実際「ローマの休日」などの1953年作品がこの保護期間の延
長を受けるか否かが争われ,映画の著作権者側が敗訴した事件は
記憶に新しいところです。

本件の9作品は,1952年という一番遅い公開「ライムライト」
も2002年に権利が消滅しているという解釈も成り立ちうるも
のであり,被告もこれに基づき,DVDの販売を行なっていまし
た。

【本件での判断の手法~なぜ古い作品の存続期間が延びたのか】
ところが,本件では,原告は,著作者の認定の問題を取り上げて,
著作権の存続期間の再構成を図りました。以下,やや複雑な法適
用の問題ですがご勘弁ください。

簡単にまとめると,著作権の存続期間の認定過程は,以下のとお
りです。

1)チャップリンが著作者であると認定(*1)

2)旧法と現行法の適用結果の比較

 旧著作権法(*2)           |平成15年改正前法
  ↓                |    ↓
 著作者の生存間及びその死後38年間 |公表後50年
  ↓                |    ↓
 チャップリン没後38年の2015年 |遅くとも2002年

 著作権法附則第7条(*3)により,長い方を適用→2015年

3)平成15年改正後著作権法54条1項の適用(*4)
   ↓
  公表後70年経過した期間が2015年より長い場合,そち
  らを適用→「殺人狂時代」「ライムライト」についてはさら
  に延長

(*1)本件では,クレジットの表示や,映画作品の全体的形成への
関与から,チャップリン個人が著作者であることが明らかとされ
ました。

(*2)旧法3条及び52条1項は,当該著作物の著作権存続期間に
ついて,著作者の生存間及びその死後38年間と定めていました。
そして,昭和46年改正前の著作権法では,映画の著作物の著作
権存続期間について「旧法22条ノ3により,活動写真術又はこ
れと類似の方法により製作した著作物として,独創性を有するも
のについては,旧法3条ないし6条及び9条の規定が適用され」
るとされていました。

(*3)著作権法附則第7条は,「この法律の施行前に公表された著
作物の著作権の存続期間については,当該著作物の旧法による著
作権の存続期間が新法第2章第4節の規定による期間より長いと
きは,なお従前の例による。
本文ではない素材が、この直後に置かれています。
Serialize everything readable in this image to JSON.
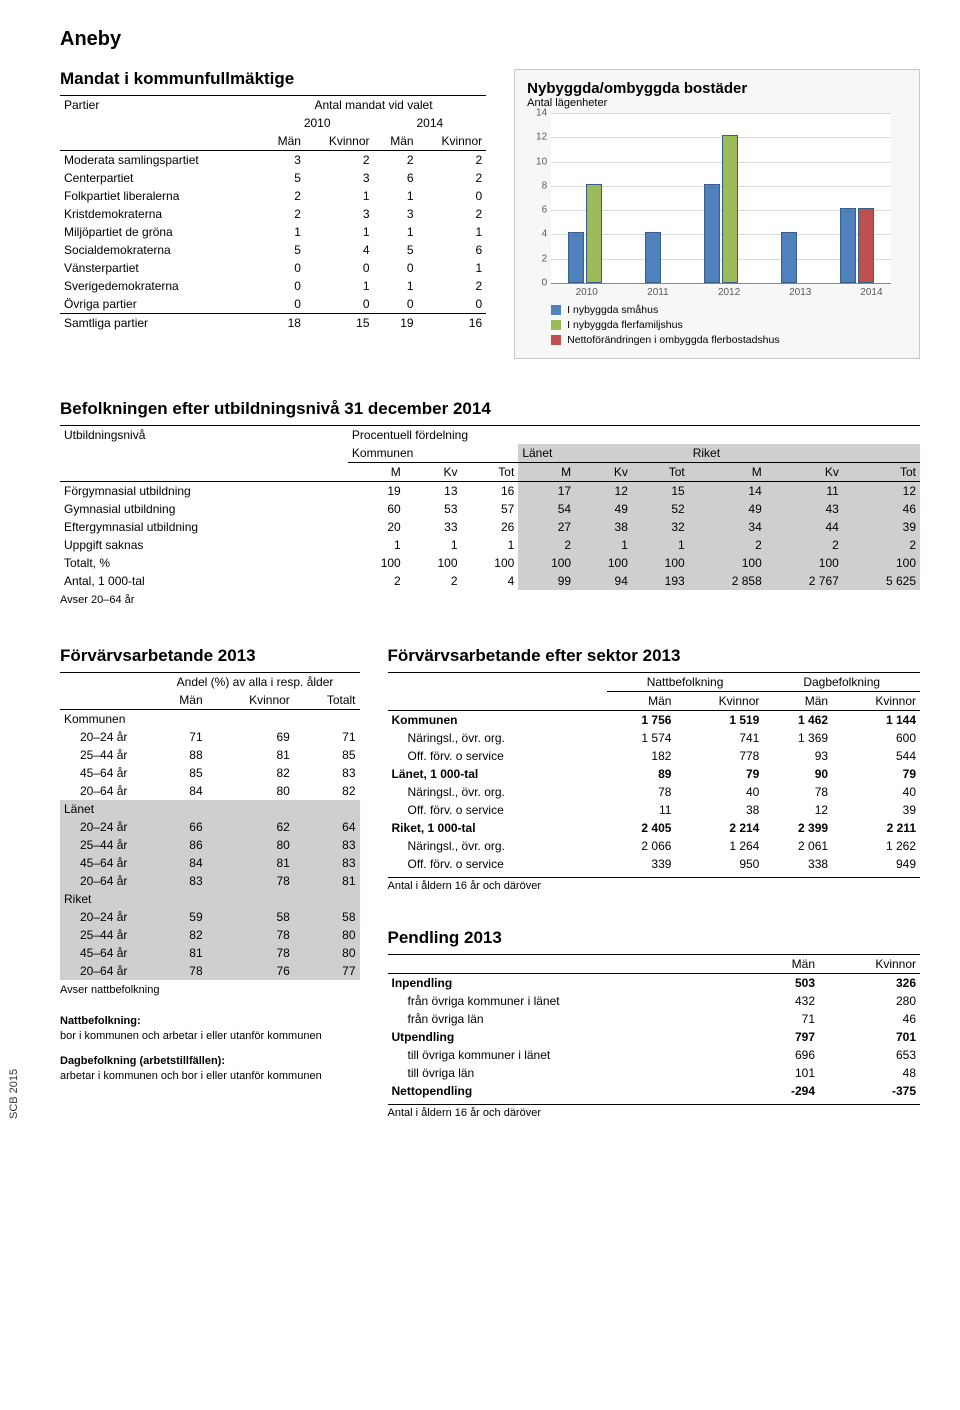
{
  "title": "Aneby",
  "mandat": {
    "title": "Mandat i kommunfullmäktige",
    "col_partier": "Partier",
    "col_antal": "Antal mandat vid valet",
    "years": [
      "2010",
      "2014"
    ],
    "genders": [
      "Män",
      "Kvinnor",
      "Män",
      "Kvinnor"
    ],
    "rows": [
      {
        "name": "Moderata samlingspartiet",
        "v": [
          3,
          2,
          2,
          2
        ]
      },
      {
        "name": "Centerpartiet",
        "v": [
          5,
          3,
          6,
          2
        ]
      },
      {
        "name": "Folkpartiet liberalerna",
        "v": [
          2,
          1,
          1,
          0
        ]
      },
      {
        "name": "Kristdemokraterna",
        "v": [
          2,
          3,
          3,
          2
        ]
      },
      {
        "name": "Miljöpartiet de gröna",
        "v": [
          1,
          1,
          1,
          1
        ]
      },
      {
        "name": "Socialdemokraterna",
        "v": [
          5,
          4,
          5,
          6
        ]
      },
      {
        "name": "Vänsterpartiet",
        "v": [
          0,
          0,
          0,
          1
        ]
      },
      {
        "name": "Sverigedemokraterna",
        "v": [
          0,
          1,
          1,
          2
        ]
      },
      {
        "name": "Övriga partier",
        "v": [
          0,
          0,
          0,
          0
        ]
      },
      {
        "name": "Samtliga partier",
        "v": [
          18,
          15,
          19,
          16
        ]
      }
    ]
  },
  "chart": {
    "title": "Nybyggda/ombyggda bostäder",
    "subtitle": "Antal lägenheter",
    "ymax": 14,
    "ytick_step": 2,
    "years": [
      "2010",
      "2011",
      "2012",
      "2013",
      "2014"
    ],
    "series": [
      {
        "label": "I nybyggda småhus",
        "color": "#4f81bd",
        "values": [
          4,
          4,
          8,
          4,
          6
        ]
      },
      {
        "label": "I nybyggda flerfamiljshus",
        "color": "#9bbb59",
        "values": [
          8,
          0,
          12,
          0,
          0
        ]
      },
      {
        "label": "Nettoförändringen i ombyggda flerbostadshus",
        "color": "#c0504d",
        "values": [
          0,
          0,
          0,
          0,
          6
        ]
      }
    ],
    "bg": "#ffffff",
    "grid": "#d9d9d9",
    "border": "#c8c8c8",
    "panel_bg": "#f7f7f7"
  },
  "utbildning": {
    "title": "Befolkningen efter utbildningsnivå 31 december 2014",
    "col_niva": "Utbildningsnivå",
    "col_procent": "Procentuell fördelning",
    "groups": [
      "Kommunen",
      "Länet",
      "Riket"
    ],
    "sub": [
      "M",
      "Kv",
      "Tot",
      "M",
      "Kv",
      "Tot",
      "M",
      "Kv",
      "Tot"
    ],
    "rows": [
      {
        "name": "Förgymnasial utbildning",
        "v": [
          "19",
          "13",
          "16",
          "17",
          "12",
          "15",
          "14",
          "11",
          "12"
        ]
      },
      {
        "name": "Gymnasial utbildning",
        "v": [
          "60",
          "53",
          "57",
          "54",
          "49",
          "52",
          "49",
          "43",
          "46"
        ]
      },
      {
        "name": "Eftergymnasial utbildning",
        "v": [
          "20",
          "33",
          "26",
          "27",
          "38",
          "32",
          "34",
          "44",
          "39"
        ]
      },
      {
        "name": "Uppgift saknas",
        "v": [
          "1",
          "1",
          "1",
          "2",
          "1",
          "1",
          "2",
          "2",
          "2"
        ]
      },
      {
        "name": "Totalt, %",
        "v": [
          "100",
          "100",
          "100",
          "100",
          "100",
          "100",
          "100",
          "100",
          "100"
        ]
      },
      {
        "name": "Antal, 1 000-tal",
        "v": [
          "2",
          "2",
          "4",
          "99",
          "94",
          "193",
          "2 858",
          "2 767",
          "5 625"
        ]
      }
    ],
    "foot": "Avser 20–64 år"
  },
  "forvarv": {
    "title": "Förvärvsarbetande 2013",
    "sub1": "Andel (%) av alla i resp. ålder",
    "cols": [
      "Män",
      "Kvinnor",
      "Totalt"
    ],
    "groups": [
      {
        "name": "Kommunen",
        "rows": [
          {
            "name": "20–24 år",
            "v": [
              71,
              69,
              71
            ]
          },
          {
            "name": "25–44 år",
            "v": [
              88,
              81,
              85
            ]
          },
          {
            "name": "45–64 år",
            "v": [
              85,
              82,
              83
            ]
          },
          {
            "name": "20–64 år",
            "v": [
              84,
              80,
              82
            ]
          }
        ]
      },
      {
        "name": "Länet",
        "rows": [
          {
            "name": "20–24 år",
            "v": [
              66,
              62,
              64
            ]
          },
          {
            "name": "25–44 år",
            "v": [
              86,
              80,
              83
            ]
          },
          {
            "name": "45–64 år",
            "v": [
              84,
              81,
              83
            ]
          },
          {
            "name": "20–64 år",
            "v": [
              83,
              78,
              81
            ]
          }
        ]
      },
      {
        "name": "Riket",
        "rows": [
          {
            "name": "20–24 år",
            "v": [
              59,
              58,
              58
            ]
          },
          {
            "name": "25–44 år",
            "v": [
              82,
              78,
              80
            ]
          },
          {
            "name": "45–64 år",
            "v": [
              81,
              78,
              80
            ]
          },
          {
            "name": "20–64 år",
            "v": [
              78,
              76,
              77
            ]
          }
        ]
      }
    ],
    "foot": "Avser nattbefolkning",
    "def1_h": "Nattbefolkning:",
    "def1_t": "bor i kommunen och arbetar i eller utanför kommunen",
    "def2_h": "Dagbefolkning (arbetstillfällen):",
    "def2_t": "arbetar i kommunen och bor i eller utanför kommunen"
  },
  "sektor": {
    "title": "Förvärvsarbetande efter sektor 2013",
    "h1": "Nattbefolkning",
    "h2": "Dagbefolkning",
    "sub": [
      "Män",
      "Kvinnor",
      "Män",
      "Kvinnor"
    ],
    "rows": [
      {
        "name": "Kommunen",
        "bold": true,
        "v": [
          "1 756",
          "1 519",
          "1 462",
          "1 144"
        ]
      },
      {
        "name": "Näringsl., övr. org.",
        "indent": true,
        "v": [
          "1 574",
          "741",
          "1 369",
          "600"
        ]
      },
      {
        "name": "Off. förv. o service",
        "indent": true,
        "v": [
          "182",
          "778",
          "93",
          "544"
        ]
      },
      {
        "name": "Länet, 1 000-tal",
        "bold": true,
        "v": [
          "89",
          "79",
          "90",
          "79"
        ]
      },
      {
        "name": "Näringsl., övr. org.",
        "indent": true,
        "v": [
          "78",
          "40",
          "78",
          "40"
        ]
      },
      {
        "name": "Off. förv. o service",
        "indent": true,
        "v": [
          "11",
          "38",
          "12",
          "39"
        ]
      },
      {
        "name": "Riket, 1 000-tal",
        "bold": true,
        "v": [
          "2 405",
          "2 214",
          "2 399",
          "2 211"
        ]
      },
      {
        "name": "Näringsl., övr. org.",
        "indent": true,
        "v": [
          "2 066",
          "1 264",
          "2 061",
          "1 262"
        ]
      },
      {
        "name": "Off. förv. o service",
        "indent": true,
        "v": [
          "339",
          "950",
          "338",
          "949"
        ]
      }
    ],
    "foot": "Antal i åldern 16 år och däröver"
  },
  "pendling": {
    "title": "Pendling 2013",
    "cols": [
      "Män",
      "Kvinnor"
    ],
    "rows": [
      {
        "name": "Inpendling",
        "bold": true,
        "v": [
          "503",
          "326"
        ]
      },
      {
        "name": "från övriga kommuner i länet",
        "indent": true,
        "v": [
          "432",
          "280"
        ]
      },
      {
        "name": "från övriga län",
        "indent": true,
        "v": [
          "71",
          "46"
        ]
      },
      {
        "name": "Utpendling",
        "bold": true,
        "v": [
          "797",
          "701"
        ]
      },
      {
        "name": "till övriga kommuner i länet",
        "indent": true,
        "v": [
          "696",
          "653"
        ]
      },
      {
        "name": "till övriga län",
        "indent": true,
        "v": [
          "101",
          "48"
        ]
      },
      {
        "name": "Nettopendling",
        "bold": true,
        "v": [
          "-294",
          "-375"
        ]
      }
    ],
    "foot": "Antal i åldern 16 år och däröver"
  },
  "side": "SCB 2015"
}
」としていました。

(*4)平成15年改正法が施行された平成16年1月1日において
著作権が存する著作物には,著作権法附則2条によって平成15
年改正後著作権法54条1項が適用され,存続期間は「公表後7
0年」となります。


【ビジネス上の留意点】

裁判所は,格安DVD販売業者の過失の有無を認定する部分で
「パブリックドメインとなった映画の複製,頒布を業として行っ
ている……事業を行う者としては,自らが取り扱う映画の著作権
の存続期間が満了したものであるかについて,十分調査する義務
を負っているものと解するのが相当であるところ,……被告らは,
そのような調査をせず,本件9作品の著作権の存続期間が満了し
たものと軽信し,本件商品及DVD等……の複製及び頒布を行っ
たものと認められ」としました。

本判例は,単に古い作品だからといって映画作品を商品化するこ
とのリスクを明らかにしました。保護期間を終えた著作物を利用
しようとする際には,単なる公表年だけの調査では足りない場合
があるということになります。この点,何にせよ知的財産権等が
からむ問題では,場合によっては専門家の手を借りるなどした十
分な調査が必要となるでしょう。